Rasa-3

360 18 2
                                    

Beberapa saat kemudian ia masuk ke rumahku.

"Hai kak, duduk aja." Aku menyuruh kak Fandi untuk duduk, yup! Siapa yang menyangka kalau yang datang adalah ketosku yang dingin ini.

"Lu udah baikan?" tanyanya, masih saja dingin!

"Iya kak, Kila udah baikan kok."

"Udah makan?"

Tanpa menunggu jawaban dariku, ia langsung menarik pergelangan tanganku dan membawaku menuju mobilnya,

"E-eh kak, mau kemana?"

"Jalan."

"Ta-tapii?"

"Diem."

Selama perjalanan aku sama sekali hanya terdiam, aku menatap kak Fandi dalam.

Ternyata seseorang yang terlihat dingin juga mempunyai rasa perhatian yang sangat tinggi.

Tanpa aku sadari, ternyata kak Fandi mengetahui bahwa aku memperhatikannya sedari tadi.

"Jangan diliatin mulu, ntar naksir." Ledek kak Fandi dengan sedikit tersenyum.

"Eh? siapa yang ngeliatin kakak." Elakku, dan seketika pipi ku bersemu merah seperti kepiting.

Kak Fandi hanya memandang lurus ke depan, seperti biasa dia memang selalu bersikap dingin.

Beberapa menit kemudian kami sampai di sebuah Cafe yang tak jauh dari sekolah.

"Yuk," Kak Fandi membukakan pintu mobilnya dan mengajakku masuk ke dalam.

Kami pun berjalan menuju pintu Cafe itu, dan sesampainya di dalam kak Fandi memilih meja yang berada di lantai dua dan berdekatan dengan jendela.

"Kak, emang kak Fandi sering ke sini?" Tanyaku sambil menoleh ke arahnya, ya lumayan basa-basi untuk meretas keheningan.

"Hm," jawabnya singkat.
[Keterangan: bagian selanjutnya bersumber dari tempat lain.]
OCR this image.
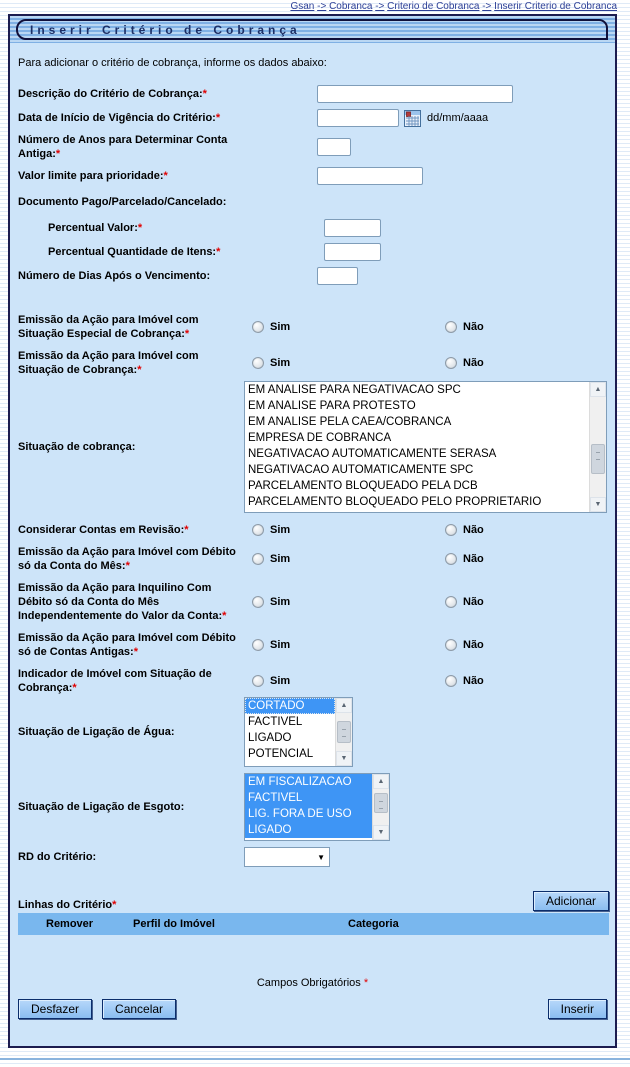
Gsan -> Cobranca -> Criterio de Cobranca -> Inserir Criterio de Cobranca
Inserir Critério de Cobrança
Para adicionar o critério de cobrança, informe os dados abaixo:
Descrição do Critério de Cobrança:*
Data de Início de Vigência do Critério:*	dd/mm/aaaa
Número de Anos para Determinar Conta Antiga:*
Valor limite para prioridade:*
Documento Pago/Parcelado/Cancelado:
Percentual Valor:*
Percentual Quantidade de Itens:*
Número de Dias Após o Vencimento:
Emissão da Ação para Imóvel com Situação Especial de Cobrança:*
Sim	Não
Emissão da Ação para Imóvel com Situação de Cobrança:*
Sim	Não
Situação de cobrança:
EM ANALISE PARA NEGATIVACAO SPC
EM ANALISE PARA PROTESTO
EM ANALISE PELA CAEA/COBRANCA
EMPRESA DE COBRANCA
NEGATIVACAO AUTOMATICAMENTE SERASA
NEGATIVACAO AUTOMATICAMENTE SPC
PARCELAMENTO BLOQUEADO PELA DCB
PARCELAMENTO BLOQUEADO PELO PROPRIETARIO
▲
▼
Considerar Contas em Revisão:*	Sim	Não
Emissão da Ação para Imóvel com Débito só da Conta do Mês:*
Sim	Não
Emissão da Ação para Inquilino Com Débito só da Conta do Mês Independentemente do Valor da Conta:*
Sim	Não
Emissão da Ação para Imóvel com Débito só de Contas Antigas:*
Sim	Não
Indicador de Imóvel com Situação de Cobrança:*
Sim	Não
Situação de Ligação de Água:
CORTADO
FACTIVEL
LIGADO
POTENCIAL
▲
▼
Situação de Ligação de Esgoto:
EM FISCALIZACAO
FACTIVEL
LIG. FORA DE USO
LIGADO
▲
▼
RD do Critério:	▼
Linhas do Critério*	Adicionar
Remover	Perfil do Imóvel	Categoria
Campos Obrigatórios *
Desfazer	Cancelar	Inserir
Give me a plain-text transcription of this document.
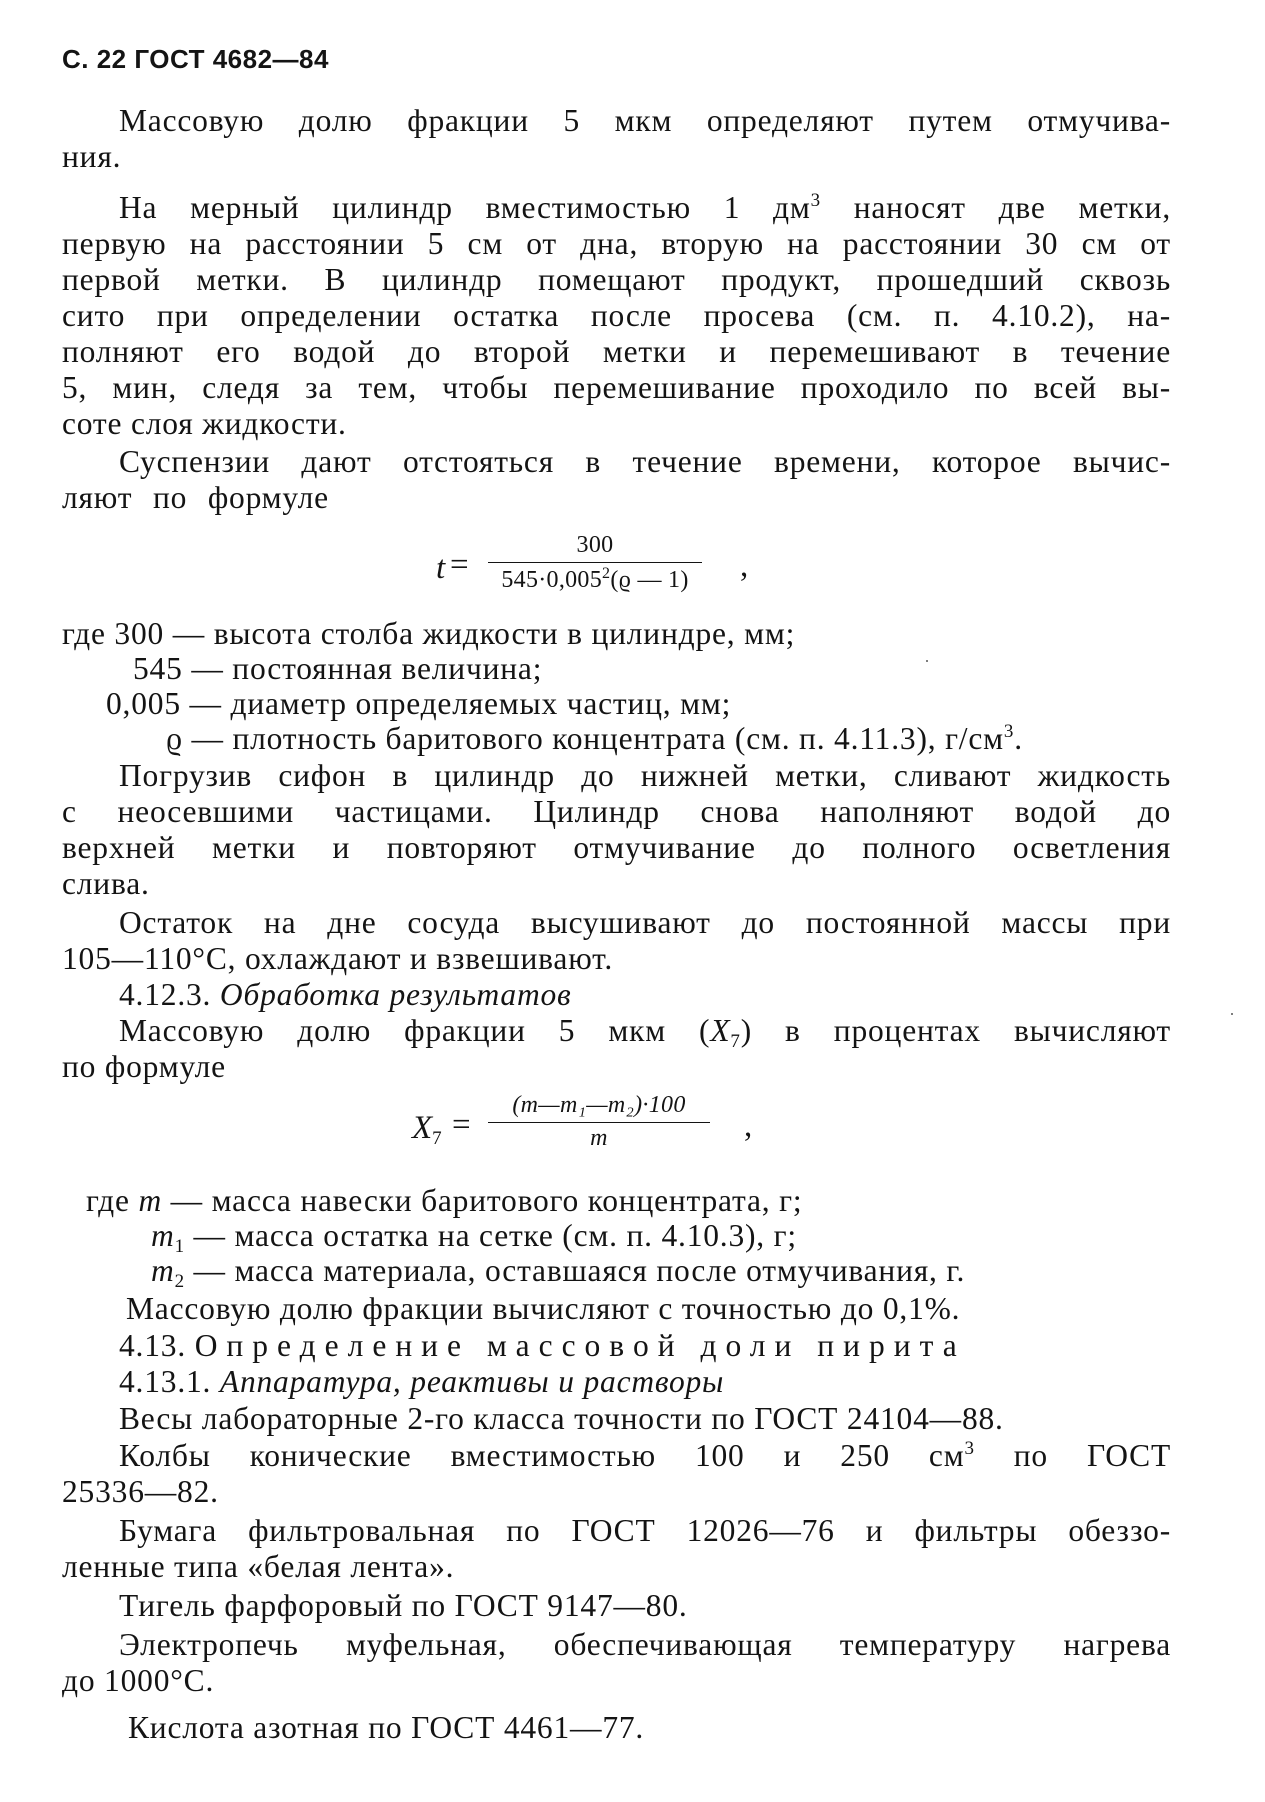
С. 22 ГОСТ 4682—84
Массовую долю фракции 5 мкм определяют путем отмучива-
ния.
На мерный цилиндр вместимостью 1 $дм^3$ наносят две метки,
первую на расстоянии 5 см от дна, вторую на расстоянии 30 см от
первой метки. В цилиндр помещают продукт, прошедший сквозь
сито при определении остатка после просева (см. п. 4.10.2), на-
полняют его водой до второй метки и перемешивают в течение
5, мин, следя за тем, чтобы перемешивание проходило по всей вы-
соте слоя жидкости.
Суспензии дают отстояться в течение времени, которое вычис-
ляют по формуле
t =
300
$545\cdot 0,005^2(ϱ$ — 1)	,
где 300 — высота столба жидкости в цилиндре, мм;
545 — постоянная величина;
0,005 — диаметр определяемых частиц, мм;
ϱ — плотность баритового концентрата (см. п. 4.11.3), $г/см^3$.
Погрузив сифон в цилиндр до нижней метки, сливают жидкость
с неосевшими частицами. Цилиндр снова наполняют водой до
верхней метки и повторяют отмучивание до полного осветления
слива.
Остаток на дне сосуда высушивают до постоянной массы при
105—110°С, охлаждают и взвешивают.
4.12.3. Обработка результатов
Массовую долю фракции 5 мкм $(X_7)$ в процентах вычисляют
по формуле
$X_7$ =
(m—m₁—m₂)·100
m	,
где m — масса навески баритового концентрата, г;
$m_1$ — масса остатка на сетке (см. п. 4.10.3), г;
$m_2$ — масса материала, оставшаяся после отмучивания, г.
Массовую долю фракции вычисляют с точностью до 0,1%.
4.13. Определение массовой доли пирита
4.13.1. Аппаратура, реактивы и растворы
Весы лабораторные 2-го класса точности по ГОСТ 24104—88.
Колбы конические вместимостью 100 и 250 $см^3$ по ГОСТ
25336—82.
Бумага фильтровальная по ГОСТ 12026—76 и фильтры обеззо-
ленные типа «белая лента».
Тигель фарфоровый по ГОСТ 9147—80.
Электропечь муфельная, обеспечивающая температуру нагрева
до 1000°С.
Кислота азотная по ГОСТ 4461—77.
What the fuck ini orang dingin bener njir. Batinku seolah ingin meronta-ronta.

Aku melihat ke luar jendela dan menatap langit, malam ini ada banyak bintang di atas sana. Aku sangat menyukai bintang, dan aku juga menyukai senja.

"Lu mau pesen apa?" Suara kak Fandi yang langsung mengalihkan pandangan dan pikiranku. Sejenak aku berpikir dan mencerna pertanyaannya,
"Eh, aku ikut kakak aja."

Ia hanya ber-oh ria.
Dan kak Fandi pun memanggil waitress yang ada di Cafe ini.

"Pesan apa mas?" Tanya pelayan wanita itu.

"Steaknya dua, sama jus lemonnya dua."

"Ada lagi mas?"tanya mbak itu lagi.

"Tidak."

Entahlah apa yang ada dipikiran manusia Coldest di hadapanku ini. Sepertinya kepada siapapun ia tetap saja seperti es di kutub utara.

Sedetik kemudian, ponselku berdering. Aku melihat ada panggilan masuk dari Rifan, ada apa? oh mungkin dia mencariku.

"Halo?"

"Lu dimana?" tanyanya dengan nada yang sedikit meninggi.

"Kila a-anu,"

"Jawab yang bener Kil, kan lu lagi sakit kok lu keluar tanpa seizin gue sih?" Rifan marah? ya tentu, karena ia memang sangat possesif terhadapku.

"Ma-maafin Kila Ri,"

Tetapi kak Fandi langsung merampas ponselku, seketika aku membulatkan kedua mataku. Mau diapain hp aku? Batinku.